The proportion of HUS patients in our Indiana dataset diagnosed with E. coli O157 (10%) was on the higher limit of estimates reported in the literature (5–10%). [39] We also observed a higher proportion of HUS cases among patients ≤5 years with confirmed E. coli O157 (23%) when compared with previous studies (14–15%). [3,40] This may be explained by our use of the CSTE case definition, which has been shown to overestimate the burden of post-diarrheal HUS. [41]

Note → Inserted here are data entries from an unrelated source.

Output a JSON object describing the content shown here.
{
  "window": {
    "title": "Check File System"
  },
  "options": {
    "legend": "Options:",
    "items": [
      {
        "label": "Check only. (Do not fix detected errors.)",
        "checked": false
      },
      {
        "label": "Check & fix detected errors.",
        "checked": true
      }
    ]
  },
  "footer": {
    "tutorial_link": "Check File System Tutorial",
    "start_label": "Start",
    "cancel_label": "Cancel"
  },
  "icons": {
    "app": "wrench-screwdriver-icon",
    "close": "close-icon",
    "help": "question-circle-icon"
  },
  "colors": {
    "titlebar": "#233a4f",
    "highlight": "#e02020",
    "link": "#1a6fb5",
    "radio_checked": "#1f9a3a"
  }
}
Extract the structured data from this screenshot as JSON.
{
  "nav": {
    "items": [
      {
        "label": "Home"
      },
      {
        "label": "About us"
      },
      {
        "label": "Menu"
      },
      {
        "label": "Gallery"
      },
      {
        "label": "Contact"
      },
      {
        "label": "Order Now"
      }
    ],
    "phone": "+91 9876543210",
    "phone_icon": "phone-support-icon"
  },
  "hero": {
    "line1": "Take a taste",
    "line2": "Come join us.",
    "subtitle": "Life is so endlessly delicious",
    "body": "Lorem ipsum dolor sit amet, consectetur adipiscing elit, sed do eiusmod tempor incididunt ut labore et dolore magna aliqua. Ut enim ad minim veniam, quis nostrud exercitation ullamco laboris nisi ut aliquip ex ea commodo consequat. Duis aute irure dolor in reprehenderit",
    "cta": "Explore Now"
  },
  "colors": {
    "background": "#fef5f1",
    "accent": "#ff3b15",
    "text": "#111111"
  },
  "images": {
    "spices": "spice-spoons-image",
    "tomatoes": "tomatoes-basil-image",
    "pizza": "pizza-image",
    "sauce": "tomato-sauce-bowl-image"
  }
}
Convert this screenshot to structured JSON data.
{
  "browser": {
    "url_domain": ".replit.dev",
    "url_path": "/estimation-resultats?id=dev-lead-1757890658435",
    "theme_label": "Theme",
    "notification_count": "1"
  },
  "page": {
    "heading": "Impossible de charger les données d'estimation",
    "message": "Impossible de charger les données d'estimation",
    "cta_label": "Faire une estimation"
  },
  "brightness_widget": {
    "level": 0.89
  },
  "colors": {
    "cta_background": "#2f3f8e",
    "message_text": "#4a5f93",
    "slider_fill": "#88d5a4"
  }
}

In this study, animal exposure may have been misclassified. “Direct contact” may have been interpreted literally by respondents, even though contact with animal feces can occur without coming into physical contact with an animal. From a review of the comments sections in the surveillance data, some case investigators noted that patients who did not report direct animal contact did report consuming home-raised and home-butchered ground beef, visiting petting zoos, farms, or animal barns at state or local fairs, and residing near farms. This indicates that animal exposure may be underreported and/or underrecognized. Additionally, location of animal exposure was not documented in all case investigations during the study period precluding analysis of this characteristic. Location information would allow us to compare clinical outcomes among patients with exposures at agritourism events to patients who had contact with free range animals. Future studies may examine this.

Conclusions

Our results suggest that, among STEC cases, direct exposure to farm animals and livestock was a risk factor for HUS. Only a small portion of this association is mediated by stx2, suggesting the existence of other important mechanisms. This relationship between exposure source and severity of clinical outcomes has not been previously documented. Exposure variables, such as farm animal contact and seasonality, should be considered by clinicians when establishing the prognosis for STEC patients. Operators of venues allowing direct contact between farm animals and members of the public should take precautions to prevent transmission of STEC.

Potential conflicts of interest

None of the authors have any commercial or other association that might pose a conflict of interest.